Ainda assim, a dupla espera “produção mais forte no segundo semestre nas principais operações”, suficiente para compensar a recuperação mais lenta da mina MSG e manter a empresa dentro da meta.
Quem brilhou e quem decepcionou
No detalhe, o trimestre teve dois lados. Aranzazu liderou com 17,9 mil onças, alta de 14% em três meses, ajudada pelo cobre mais caro na conversão e por teores melhores, enquanto Almas produziu 16,1 mil onças — avanço de 25% em um ano, fruto da expansão da planta.
Na outra ponta, Apoena foi a maior decepção, com 5,7 mil onças (queda anual de 30%, por teores e recuperação menores), Minosa recuou 18% no trimestre com o empilhamento na pilha de lixiviação, e Borborema sentiu o sequenciamento da mina.
Já a MSG, com 7,2 mil onças, veio melhor que o temido: “a companhia continuou avançando em sua estratégia de turnaround, com investimentos em infraestrutura subterrânea”, observou o time do Safra.

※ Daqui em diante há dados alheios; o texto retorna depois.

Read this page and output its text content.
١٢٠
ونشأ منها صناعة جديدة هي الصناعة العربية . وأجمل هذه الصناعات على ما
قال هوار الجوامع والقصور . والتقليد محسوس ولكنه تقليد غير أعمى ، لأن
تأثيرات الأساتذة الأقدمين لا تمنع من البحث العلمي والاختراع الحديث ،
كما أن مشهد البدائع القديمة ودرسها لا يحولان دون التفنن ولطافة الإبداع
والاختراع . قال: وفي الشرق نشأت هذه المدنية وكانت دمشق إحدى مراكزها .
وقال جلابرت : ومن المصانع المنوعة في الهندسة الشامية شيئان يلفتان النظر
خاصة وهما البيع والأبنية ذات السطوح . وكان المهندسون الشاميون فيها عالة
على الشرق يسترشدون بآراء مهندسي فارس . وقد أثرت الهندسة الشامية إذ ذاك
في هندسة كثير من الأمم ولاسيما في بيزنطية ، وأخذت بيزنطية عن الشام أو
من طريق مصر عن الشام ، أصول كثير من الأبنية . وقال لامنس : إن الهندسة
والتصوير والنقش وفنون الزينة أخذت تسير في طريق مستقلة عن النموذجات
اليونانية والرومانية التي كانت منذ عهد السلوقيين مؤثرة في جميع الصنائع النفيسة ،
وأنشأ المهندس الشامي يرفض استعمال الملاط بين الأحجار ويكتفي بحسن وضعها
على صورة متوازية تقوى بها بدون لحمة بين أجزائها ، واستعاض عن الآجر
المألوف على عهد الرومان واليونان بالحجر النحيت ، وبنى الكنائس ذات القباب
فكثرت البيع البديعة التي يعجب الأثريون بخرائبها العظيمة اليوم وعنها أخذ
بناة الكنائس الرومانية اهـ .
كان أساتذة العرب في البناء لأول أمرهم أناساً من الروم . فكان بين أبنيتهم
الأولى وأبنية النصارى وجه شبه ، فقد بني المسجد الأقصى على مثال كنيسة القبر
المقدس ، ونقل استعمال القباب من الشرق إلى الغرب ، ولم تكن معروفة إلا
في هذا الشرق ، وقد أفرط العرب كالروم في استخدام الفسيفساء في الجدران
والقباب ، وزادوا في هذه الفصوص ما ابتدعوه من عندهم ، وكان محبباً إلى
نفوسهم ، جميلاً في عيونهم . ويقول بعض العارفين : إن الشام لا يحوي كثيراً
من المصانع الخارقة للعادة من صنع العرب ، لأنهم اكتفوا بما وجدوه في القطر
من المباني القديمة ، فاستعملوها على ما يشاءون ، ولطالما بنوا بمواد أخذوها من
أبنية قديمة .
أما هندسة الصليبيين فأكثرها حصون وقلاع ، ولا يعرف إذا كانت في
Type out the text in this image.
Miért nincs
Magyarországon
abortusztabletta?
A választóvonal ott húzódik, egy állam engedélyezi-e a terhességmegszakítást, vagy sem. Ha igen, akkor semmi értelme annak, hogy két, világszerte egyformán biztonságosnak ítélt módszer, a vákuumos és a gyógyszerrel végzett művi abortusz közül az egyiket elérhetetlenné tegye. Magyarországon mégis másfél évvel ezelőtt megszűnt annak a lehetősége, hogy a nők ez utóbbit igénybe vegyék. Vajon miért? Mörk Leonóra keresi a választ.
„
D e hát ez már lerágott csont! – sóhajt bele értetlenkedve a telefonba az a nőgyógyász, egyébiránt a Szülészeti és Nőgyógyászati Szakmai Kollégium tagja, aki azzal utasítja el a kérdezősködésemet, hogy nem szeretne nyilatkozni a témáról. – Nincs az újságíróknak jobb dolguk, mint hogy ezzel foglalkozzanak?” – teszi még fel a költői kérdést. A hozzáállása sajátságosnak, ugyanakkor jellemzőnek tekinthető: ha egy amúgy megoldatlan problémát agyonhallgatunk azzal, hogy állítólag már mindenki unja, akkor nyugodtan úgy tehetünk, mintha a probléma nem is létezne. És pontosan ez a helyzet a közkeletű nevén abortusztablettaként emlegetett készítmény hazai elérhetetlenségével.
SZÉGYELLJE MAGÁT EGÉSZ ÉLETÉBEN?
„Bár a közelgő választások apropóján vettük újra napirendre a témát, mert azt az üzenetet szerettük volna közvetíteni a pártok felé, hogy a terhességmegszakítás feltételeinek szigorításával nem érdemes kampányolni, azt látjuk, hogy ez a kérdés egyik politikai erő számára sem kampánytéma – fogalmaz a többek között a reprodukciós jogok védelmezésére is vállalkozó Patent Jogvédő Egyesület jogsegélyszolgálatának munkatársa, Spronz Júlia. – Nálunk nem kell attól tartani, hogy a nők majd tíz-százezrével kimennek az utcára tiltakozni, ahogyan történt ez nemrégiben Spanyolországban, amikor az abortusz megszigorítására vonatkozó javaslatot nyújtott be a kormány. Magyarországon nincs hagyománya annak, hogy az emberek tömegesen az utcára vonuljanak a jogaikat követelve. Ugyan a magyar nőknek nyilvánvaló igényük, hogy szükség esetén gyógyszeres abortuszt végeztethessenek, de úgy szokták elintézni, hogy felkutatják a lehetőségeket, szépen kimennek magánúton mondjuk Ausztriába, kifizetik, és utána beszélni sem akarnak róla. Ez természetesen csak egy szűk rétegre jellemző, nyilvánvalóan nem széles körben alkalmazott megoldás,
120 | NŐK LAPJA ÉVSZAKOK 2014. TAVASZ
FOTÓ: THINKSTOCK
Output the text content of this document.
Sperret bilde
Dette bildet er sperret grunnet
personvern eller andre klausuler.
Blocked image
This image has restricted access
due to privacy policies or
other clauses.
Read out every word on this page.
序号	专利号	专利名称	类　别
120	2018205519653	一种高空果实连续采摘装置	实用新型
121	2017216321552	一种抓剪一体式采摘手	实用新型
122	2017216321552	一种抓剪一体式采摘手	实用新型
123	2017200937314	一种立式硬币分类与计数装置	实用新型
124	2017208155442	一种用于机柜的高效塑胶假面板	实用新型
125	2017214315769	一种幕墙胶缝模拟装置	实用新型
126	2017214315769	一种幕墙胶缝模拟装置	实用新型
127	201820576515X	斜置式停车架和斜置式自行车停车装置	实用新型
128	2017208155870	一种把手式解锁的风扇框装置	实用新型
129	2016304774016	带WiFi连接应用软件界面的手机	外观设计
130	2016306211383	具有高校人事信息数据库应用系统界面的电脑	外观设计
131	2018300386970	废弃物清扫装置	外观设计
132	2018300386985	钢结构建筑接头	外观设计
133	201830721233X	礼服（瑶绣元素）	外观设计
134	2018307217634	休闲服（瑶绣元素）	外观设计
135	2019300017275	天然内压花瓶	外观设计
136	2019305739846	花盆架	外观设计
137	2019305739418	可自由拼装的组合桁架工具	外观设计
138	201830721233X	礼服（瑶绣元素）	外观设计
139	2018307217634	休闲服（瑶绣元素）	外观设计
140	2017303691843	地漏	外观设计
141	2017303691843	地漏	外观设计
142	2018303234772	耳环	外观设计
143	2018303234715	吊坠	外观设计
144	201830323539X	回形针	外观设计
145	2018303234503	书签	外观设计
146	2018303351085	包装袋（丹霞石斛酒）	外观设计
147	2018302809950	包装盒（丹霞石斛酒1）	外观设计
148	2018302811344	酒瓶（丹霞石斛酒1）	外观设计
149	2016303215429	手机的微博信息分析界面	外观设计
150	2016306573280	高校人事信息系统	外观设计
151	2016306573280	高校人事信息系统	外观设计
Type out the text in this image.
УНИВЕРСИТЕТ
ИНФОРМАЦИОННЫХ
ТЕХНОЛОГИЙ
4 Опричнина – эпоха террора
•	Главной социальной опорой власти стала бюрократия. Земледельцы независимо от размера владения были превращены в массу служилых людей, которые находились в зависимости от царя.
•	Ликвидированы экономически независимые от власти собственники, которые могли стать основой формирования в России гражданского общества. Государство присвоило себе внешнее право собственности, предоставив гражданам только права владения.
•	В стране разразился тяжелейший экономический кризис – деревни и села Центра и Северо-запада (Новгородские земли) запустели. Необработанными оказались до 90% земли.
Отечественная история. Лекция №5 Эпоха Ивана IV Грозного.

Ação pressionada, compra mantida
Para o papel, o alívio pode demorar.
“Não ficaríamos surpresos se a ação permanecesse sob pressão nas próximas semanas, até que os investidores ganhem mais confiança na entrega do segundo semestre”, ponderou o trio do BTG, lembrando que o ouro caiu 7% no trimestre e que o valuation embute expectativas altas.
A tese de longo prazo, contudo, saiu ilesa nas duas casas. O BTG reiterou a compra, citando o caminho para 600 mil onças anuais, o histórico da gestão em recuperar operações e o papel negociando a 0,6 vez o valor líquido dos ativos.
“Acreditamos que isso é mais um tropeço de curto prazo do que uma mudança na história de crescimento”, concluíram Correa, Arazi e Gotardo.